- Amizmiz (Mellah and Cemetery)
Walk through the mellah (Jewish quarter) of Amizmiz. Located at the foothills of the Atlas Mountains, Amizmiz’s synagogue no longer exists, though the structures of many former homes and businesses remain. These places are described by members of the village’s current inhabitants as “Jewish owned,” but most Jews left in the early 1960s. After touring the mellah, see the scattered remains of the Jewish cemetery, where a gravestone shard reveals a single Hebrew letter (Shin) and a Muslim man remembers his former Jewish neighbors. He recounts how and when they left, and offers a surprising reason for why.
A silent walk through the abandoned Jewish cemetery of Ighil’n'Ogho reveals human bones, shattered graves, and one remarkably intact headstone in Hebrew. The village is located in the Talouine region of southern Morocco and once had a large Jewish population. Many of the local Jews were merchants and itinerant peddlers — often of saffron, a regional specialty.This tour begins at the oldest end of the cemetery, where what seems to have once been a small ritual room now shows evidence of local Amazigh (Berber) women ablutions; the women wash themselves inside the grave in the superstitious hope of getting pregnant. Note the clothing, water-jugs, and even plastic soap bottles scattered throughout the cemetery.
Moving beyond this ritual “room,” what appears to be random rocks are actually grouped into clumps marking centuries-old graves. Smaller clumps may indicate the graves of children. Newer and better preserved graves–made of concrete–become visible as the tour heads toward the main road leading into the village.
- Lost Jewish Cemetery of Ait Benhaddou?
A late afternoon visit to the old casbah (fortress) of Ait Benhaddou (in southern Morocco, outside Ouarzazate) reveals a mystery. The casbah includes a small Jewish quarter. But where was the old community’s cemetery?A young man who runs a souvenir kiosk inside the casbah explains that the film “Gladiator” filmed scenes nearby. He was an extra during the filming, and during downtime he and his friends played soccer on the backside of the casbah’s hill. As they played a few hundred yards away from the Muslim cemetery, a bone suddenly emerged from the ground.
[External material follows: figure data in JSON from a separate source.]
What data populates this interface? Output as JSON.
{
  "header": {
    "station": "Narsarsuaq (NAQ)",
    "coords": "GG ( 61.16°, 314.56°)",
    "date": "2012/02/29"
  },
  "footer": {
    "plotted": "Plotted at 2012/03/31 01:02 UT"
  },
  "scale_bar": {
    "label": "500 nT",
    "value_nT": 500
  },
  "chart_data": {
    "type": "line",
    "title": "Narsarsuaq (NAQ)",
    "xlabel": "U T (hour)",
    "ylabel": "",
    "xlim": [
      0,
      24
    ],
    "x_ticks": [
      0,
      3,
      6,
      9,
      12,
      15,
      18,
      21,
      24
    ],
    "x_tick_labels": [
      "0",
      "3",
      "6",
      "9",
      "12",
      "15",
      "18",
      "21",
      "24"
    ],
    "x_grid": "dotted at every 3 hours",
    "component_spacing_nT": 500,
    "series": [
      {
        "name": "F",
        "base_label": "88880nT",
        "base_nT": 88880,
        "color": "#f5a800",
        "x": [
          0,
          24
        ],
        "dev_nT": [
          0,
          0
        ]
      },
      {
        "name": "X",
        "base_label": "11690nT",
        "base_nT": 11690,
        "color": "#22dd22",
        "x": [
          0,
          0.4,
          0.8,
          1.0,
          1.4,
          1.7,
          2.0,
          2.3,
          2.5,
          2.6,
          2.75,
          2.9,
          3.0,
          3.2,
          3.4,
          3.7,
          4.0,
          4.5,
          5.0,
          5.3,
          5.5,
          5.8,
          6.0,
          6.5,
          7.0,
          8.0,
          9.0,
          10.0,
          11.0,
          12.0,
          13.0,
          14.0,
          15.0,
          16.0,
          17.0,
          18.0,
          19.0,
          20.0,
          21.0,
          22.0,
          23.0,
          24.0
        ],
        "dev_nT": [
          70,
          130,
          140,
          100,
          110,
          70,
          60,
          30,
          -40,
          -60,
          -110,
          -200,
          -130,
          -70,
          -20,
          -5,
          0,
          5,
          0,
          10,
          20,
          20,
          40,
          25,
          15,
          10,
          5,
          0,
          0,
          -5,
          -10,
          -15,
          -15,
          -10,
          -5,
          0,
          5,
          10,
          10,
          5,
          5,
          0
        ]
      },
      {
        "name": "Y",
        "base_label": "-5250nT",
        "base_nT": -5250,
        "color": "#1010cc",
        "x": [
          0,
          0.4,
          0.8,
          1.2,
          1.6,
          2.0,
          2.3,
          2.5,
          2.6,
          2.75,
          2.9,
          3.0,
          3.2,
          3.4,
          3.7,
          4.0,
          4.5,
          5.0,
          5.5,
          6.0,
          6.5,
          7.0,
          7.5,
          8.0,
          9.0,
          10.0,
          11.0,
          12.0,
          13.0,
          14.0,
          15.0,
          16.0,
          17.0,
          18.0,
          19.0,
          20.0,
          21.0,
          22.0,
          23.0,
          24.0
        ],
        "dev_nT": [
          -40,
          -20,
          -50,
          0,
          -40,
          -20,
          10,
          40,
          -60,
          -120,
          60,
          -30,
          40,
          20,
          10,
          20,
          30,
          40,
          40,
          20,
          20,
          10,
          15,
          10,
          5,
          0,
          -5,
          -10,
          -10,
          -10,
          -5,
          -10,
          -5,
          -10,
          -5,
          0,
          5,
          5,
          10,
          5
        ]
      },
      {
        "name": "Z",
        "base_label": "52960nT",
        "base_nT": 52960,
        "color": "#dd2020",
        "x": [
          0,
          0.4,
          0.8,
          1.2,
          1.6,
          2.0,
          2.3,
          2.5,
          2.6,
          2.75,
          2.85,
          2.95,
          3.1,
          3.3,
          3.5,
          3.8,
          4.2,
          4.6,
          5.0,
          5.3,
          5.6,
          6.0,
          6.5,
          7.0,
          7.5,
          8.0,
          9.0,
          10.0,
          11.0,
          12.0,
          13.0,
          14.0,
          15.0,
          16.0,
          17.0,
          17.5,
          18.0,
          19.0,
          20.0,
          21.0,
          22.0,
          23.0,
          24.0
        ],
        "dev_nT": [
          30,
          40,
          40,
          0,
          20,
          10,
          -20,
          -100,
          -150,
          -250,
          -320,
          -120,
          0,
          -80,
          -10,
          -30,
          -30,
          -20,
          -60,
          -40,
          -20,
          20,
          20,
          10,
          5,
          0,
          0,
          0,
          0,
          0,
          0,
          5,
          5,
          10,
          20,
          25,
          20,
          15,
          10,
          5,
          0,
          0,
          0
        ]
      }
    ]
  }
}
The young man mentioned the incident to an elderly relative, who stated that the mound where the boys played soccer was the old Jewish cemetery. He agrees to take viewers on a hike along the backside of the casbah to the site. At first all that appears is a pile of rocks, which may or may not mark a grave. Then suddenly bones appear and the mystery deepens. With no definitive answers and many lingering questions, the muezzin calls out over the casbah as dusk descends.
In a city whose name means “without noise,” it too sits silently. Surrounded by a high mud wall capped with a barbed-wire crown, the Jewish cemetery of Ouarzazate appears mostly to be an earthen field, with clumps of stones and a few concrete slabs marking old graves. Outside the walls are film studios where Hollywood classics like Star Wars have been shot. Inside the cemetery, the only “blockbuster” is an elegant shrine with black marble columns protecting the 400-year-old graves of two rabbis. The high wall surrounding the cemetery appears to be a relatively new construction. Remnants of women’s clothing atop some of the graves indicate that local Muslims often accessed the cemetery for fertility rituals (a common belief holds that a woman who wants to become pregnant should wash herself on a Jewish grave). Due to vandalism and to wear from the elements, no graves are fully intact and most are simply piles of rubble. A few small gravestones fragments with Hebrew writing are the only obvious markers of the cemetery’s inhabitants.
Perched on a small hilltop on the road from Marrakesh to Taroudant is a small terra cotta room with a locked door. It is the shrine of Yaakov Abudram and Sliman Aviav. The Jewish community of Tahnaout purchased the land for this cemetery early in the 20th Century, but left the area in 1964. The cemetery guardian and a local man explain the site’s history.
- Tighedouine (Cemeteries and Homes)
The village of Tighedouine is located amidst the foothills of the Middle Atlas Mountains. See two abandoned Jewish cemeteries that were nearly built over by a European real estate company, tour a former Amazigh (Berber) Jewish home, hear local Muslims’ memories of their Jewish neighbors, and explore inside an abandoned olive press once used by Jews and Muslims.